Dave,
I think you tend to explain things backwards - not wrong, but rather mixing cause and effect. Let me try to straighten things out:
The rotor of a helicopter does not tilt exactly as the cyclic moves, in virtually any case, it moves a few degrees off, depending on a raft of factors. That is documented in many posts on this site. Most helos have a bunch of mixing of long and lat cyclic in an attempt to make the stick feel close to correct. It mostly works. We call that mixing "phase angle" adjustment, and we tell newbies it is for "gyroscopic precession." That fiction works, and most of us sleep at night as a result.
On top of that, we sometimes mix in some delta three, where the flap hinge is not aligned with the pitch horn, so as the blade flaps, it reduces (or increases) blade feathering pitch. Positive delta three makes the blade feather less. Delta three is put in so that the blade delivers less force to the head due to outside disturbences, such as gusts. It acts like automatic cyclic stability, so it is often used to smooth out rotor response to gusts (makes a more stable helicopter). It is also good at making a tail rotor withstand the speed differences between a hover and Vne, so lots of delta three is used on tail rotors.
The angle of delta three is simply the angle between the flap hinge and the blade pitch change horn, relative to the tangent to the rotational axis at the flap hinge location. For a horn that is in front of the flap hinge, if that horn were farther out in raduis from the flap hinge, the delta three would be positive, in that an up flap (caused by an increase in lift) would cause a reduction in blade pitch (and a reduction in the blade lift).
One real effect of delta three is to make the blade flap about a new axis that is not perpendicular to the radius. With delta three, the phase angle is screwed up, so we must adjust it exactly one degree per degree of delta three. Why? The blade actually rises earlier with positive delta three, so it needs less phase angle. The S-76 has 17 degrees of delta three (added for gust alleviation) so the mixing angle is 17 degrees less. This makes the cyclic feel correct, and that the nose goes down with forward stick.
Lu used to think the geometry of the Robinson head made the cyclic behave differently, because he did not understand the delta three correction, I think he has changed since then, but he can tell you that.
Now for your conclusions, delta three does soften out cyclic so we need more cyclic range to get the same control. This is not all bad, but the head geometry must be designed with this in mind. Delta three softens out the aircraft's response to gusts, so it acts like a stability augmentation system, a powerful one.

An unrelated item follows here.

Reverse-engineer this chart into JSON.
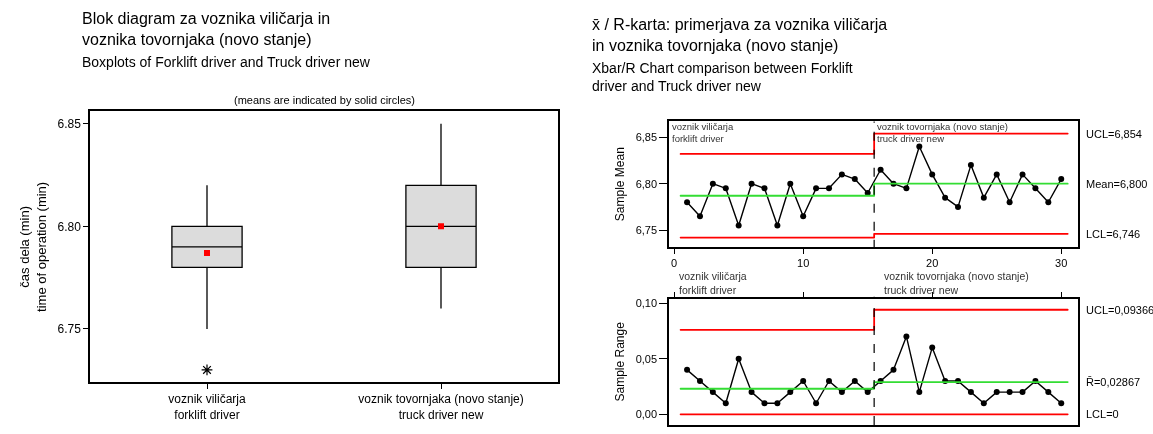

Delta three does make a change in gamma (phase angle0 and must be accounted for in the rotor design, or else the cyclic will feel funny, in that forward will produce some roll.
The cyclic plots you show are quite representative of common helos, but don't think that the rotor head is the only way that moments are produced. The lateral stick shift can be a product of the delta three (its angle is the reason why the first plot moves off to the right) but it also follows the lateral balance of the aircraft, which can be changes thru CG or through the horizontal tail. A left side tail will produce a strong download at speed, and require some right stick to balance (and vice-versa).